Divergências surgem quanto à "teoria da coação moral irresistível". Alguns doutrinadores argumentam que a fome extrema poderia anular a vontade do agente, configurando exclusão da culpabilidade (inexigibilidade de conduta diversa). Contudo, a corrente majoritária e a prática forense brasileira enquadram o tema predominantemente como excludente de ilicitude (estado de necessidade).
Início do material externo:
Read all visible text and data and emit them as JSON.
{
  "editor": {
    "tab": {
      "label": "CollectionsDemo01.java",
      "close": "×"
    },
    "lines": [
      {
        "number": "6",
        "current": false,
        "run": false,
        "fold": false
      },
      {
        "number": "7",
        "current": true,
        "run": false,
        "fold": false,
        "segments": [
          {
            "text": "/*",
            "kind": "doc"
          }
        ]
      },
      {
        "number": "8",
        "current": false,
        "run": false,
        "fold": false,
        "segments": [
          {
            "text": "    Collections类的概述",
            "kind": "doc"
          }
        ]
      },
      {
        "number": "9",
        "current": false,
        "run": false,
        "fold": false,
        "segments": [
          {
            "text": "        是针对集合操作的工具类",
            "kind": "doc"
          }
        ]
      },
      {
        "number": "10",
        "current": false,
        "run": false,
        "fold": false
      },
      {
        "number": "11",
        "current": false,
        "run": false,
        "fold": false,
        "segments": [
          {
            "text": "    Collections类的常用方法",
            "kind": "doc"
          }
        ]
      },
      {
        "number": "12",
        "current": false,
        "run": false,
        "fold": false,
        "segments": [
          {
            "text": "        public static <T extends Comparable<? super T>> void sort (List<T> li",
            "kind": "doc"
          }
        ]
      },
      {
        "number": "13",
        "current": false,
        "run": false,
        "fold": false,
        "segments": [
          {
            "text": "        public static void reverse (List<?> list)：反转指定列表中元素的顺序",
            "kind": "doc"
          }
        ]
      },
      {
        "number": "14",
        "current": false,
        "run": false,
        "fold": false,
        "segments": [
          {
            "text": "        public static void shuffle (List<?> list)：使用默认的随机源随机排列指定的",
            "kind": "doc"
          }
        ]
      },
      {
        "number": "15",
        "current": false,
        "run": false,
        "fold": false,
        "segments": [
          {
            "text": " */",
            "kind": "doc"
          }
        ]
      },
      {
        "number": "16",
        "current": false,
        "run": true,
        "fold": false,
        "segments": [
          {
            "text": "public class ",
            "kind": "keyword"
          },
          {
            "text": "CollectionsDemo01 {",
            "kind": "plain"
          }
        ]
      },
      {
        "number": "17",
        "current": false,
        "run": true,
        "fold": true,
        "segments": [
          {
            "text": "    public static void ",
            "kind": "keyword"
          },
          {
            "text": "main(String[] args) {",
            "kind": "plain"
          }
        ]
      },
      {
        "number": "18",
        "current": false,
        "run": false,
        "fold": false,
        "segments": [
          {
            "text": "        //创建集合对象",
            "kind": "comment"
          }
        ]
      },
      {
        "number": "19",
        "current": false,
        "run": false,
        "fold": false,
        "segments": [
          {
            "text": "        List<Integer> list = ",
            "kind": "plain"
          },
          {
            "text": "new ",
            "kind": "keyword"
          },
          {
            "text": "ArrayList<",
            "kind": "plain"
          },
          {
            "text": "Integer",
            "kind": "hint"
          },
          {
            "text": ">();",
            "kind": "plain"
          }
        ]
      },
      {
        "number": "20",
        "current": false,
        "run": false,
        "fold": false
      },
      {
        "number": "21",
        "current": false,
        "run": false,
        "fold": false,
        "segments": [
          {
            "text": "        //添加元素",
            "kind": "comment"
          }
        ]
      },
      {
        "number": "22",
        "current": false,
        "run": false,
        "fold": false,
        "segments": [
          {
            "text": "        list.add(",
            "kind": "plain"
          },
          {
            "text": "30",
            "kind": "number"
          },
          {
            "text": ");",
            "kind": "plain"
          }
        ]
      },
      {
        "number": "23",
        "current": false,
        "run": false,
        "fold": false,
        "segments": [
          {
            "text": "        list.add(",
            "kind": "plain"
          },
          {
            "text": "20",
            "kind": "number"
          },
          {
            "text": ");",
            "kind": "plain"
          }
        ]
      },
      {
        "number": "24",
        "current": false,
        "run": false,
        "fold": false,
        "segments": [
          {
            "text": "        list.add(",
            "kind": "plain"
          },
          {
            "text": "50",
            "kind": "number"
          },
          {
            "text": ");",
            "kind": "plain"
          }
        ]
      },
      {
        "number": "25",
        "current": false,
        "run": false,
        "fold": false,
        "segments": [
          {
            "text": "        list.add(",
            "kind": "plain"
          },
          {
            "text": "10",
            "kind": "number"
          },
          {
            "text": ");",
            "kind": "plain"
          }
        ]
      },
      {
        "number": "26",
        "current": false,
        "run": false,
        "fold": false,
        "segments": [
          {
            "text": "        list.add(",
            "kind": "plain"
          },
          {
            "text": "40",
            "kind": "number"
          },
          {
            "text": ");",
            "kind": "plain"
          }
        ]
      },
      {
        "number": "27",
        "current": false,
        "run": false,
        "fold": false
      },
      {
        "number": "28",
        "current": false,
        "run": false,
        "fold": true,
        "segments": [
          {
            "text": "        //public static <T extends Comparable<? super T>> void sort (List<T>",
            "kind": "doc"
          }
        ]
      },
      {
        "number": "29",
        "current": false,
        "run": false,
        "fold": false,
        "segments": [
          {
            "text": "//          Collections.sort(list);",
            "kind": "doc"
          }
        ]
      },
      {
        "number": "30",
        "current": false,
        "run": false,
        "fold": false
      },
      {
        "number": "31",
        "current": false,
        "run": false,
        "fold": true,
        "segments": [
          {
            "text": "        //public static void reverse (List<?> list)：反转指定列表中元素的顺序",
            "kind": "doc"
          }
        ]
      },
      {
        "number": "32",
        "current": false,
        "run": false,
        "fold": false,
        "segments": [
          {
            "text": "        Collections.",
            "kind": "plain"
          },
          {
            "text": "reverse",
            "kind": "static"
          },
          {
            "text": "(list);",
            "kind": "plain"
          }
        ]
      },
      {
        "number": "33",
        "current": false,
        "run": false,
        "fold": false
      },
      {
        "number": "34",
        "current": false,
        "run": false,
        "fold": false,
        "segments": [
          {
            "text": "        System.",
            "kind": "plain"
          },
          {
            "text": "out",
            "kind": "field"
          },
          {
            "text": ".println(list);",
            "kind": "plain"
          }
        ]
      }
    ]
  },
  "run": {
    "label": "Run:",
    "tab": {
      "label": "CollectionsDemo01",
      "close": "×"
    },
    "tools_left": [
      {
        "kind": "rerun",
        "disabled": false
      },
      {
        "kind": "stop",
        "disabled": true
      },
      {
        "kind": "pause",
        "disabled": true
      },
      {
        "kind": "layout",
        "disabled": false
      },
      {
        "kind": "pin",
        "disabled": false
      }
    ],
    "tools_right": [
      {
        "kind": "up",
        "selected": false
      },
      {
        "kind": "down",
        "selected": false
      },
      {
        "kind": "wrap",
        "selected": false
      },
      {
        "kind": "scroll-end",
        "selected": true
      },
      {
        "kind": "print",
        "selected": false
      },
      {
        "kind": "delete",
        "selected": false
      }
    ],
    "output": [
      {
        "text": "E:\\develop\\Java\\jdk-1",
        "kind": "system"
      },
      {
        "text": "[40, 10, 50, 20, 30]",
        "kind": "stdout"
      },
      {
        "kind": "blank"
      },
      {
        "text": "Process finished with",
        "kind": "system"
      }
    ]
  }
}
6. Relevância Contemporânea e Impactos no Ordenamento
Em um cenário de agravamento das desigualdades socioeconômicas e insegurança alimentar, o furto famélico reassume protagonismo no debate jurídico. A judicialização de furtos de itens de baixo valor em supermercados por indivíduos em situação de rua ou desemprego extremo desafia o sistema penitenciário. O reconhecimento do furto famélico serve como um mecanismo de contenção do poder punitivo estatal, evitando que o Direito Penal seja utilizado como ferramenta de criminalização da pobreza. A jurisprudência recente tende a privilegiar o trancamento de ações penais ou a absolvição sumária nesses casos, visando a economia processual e a justiça social.
Referências Legais e Jurisprudenciais
- BRASIL. Constituição da República Federativa do Brasil de 1988. Brasília, DF.
- BRASIL. Decreto-Lei nº 2.848, de 7 de dezembro de 1940. Código Penal.
- BRASIL. Superior Tribunal de Justiça. Agravo Regimental no Habeas Corpus nº 765.432/SP. Relator: Ministro Reynaldo Soares da Fonseca. Quinta Turma. Julgado em 2022.
- BRASIL. Supremo Tribunal Federal. Habeas Corpus nº 112.563/DF. Relator: Ministro Ricardo Lewandowski. Segunda Turma. Julgado em 2012.
- HUNGRIA, Nelson. Comentários ao Código Penal. Rio de Janeiro: Forense, 1958.
- BITENCOURT, Cezar Roberto. Tratado de Direito Penal. Parte Geral. São Paulo: Saraiva, 2023.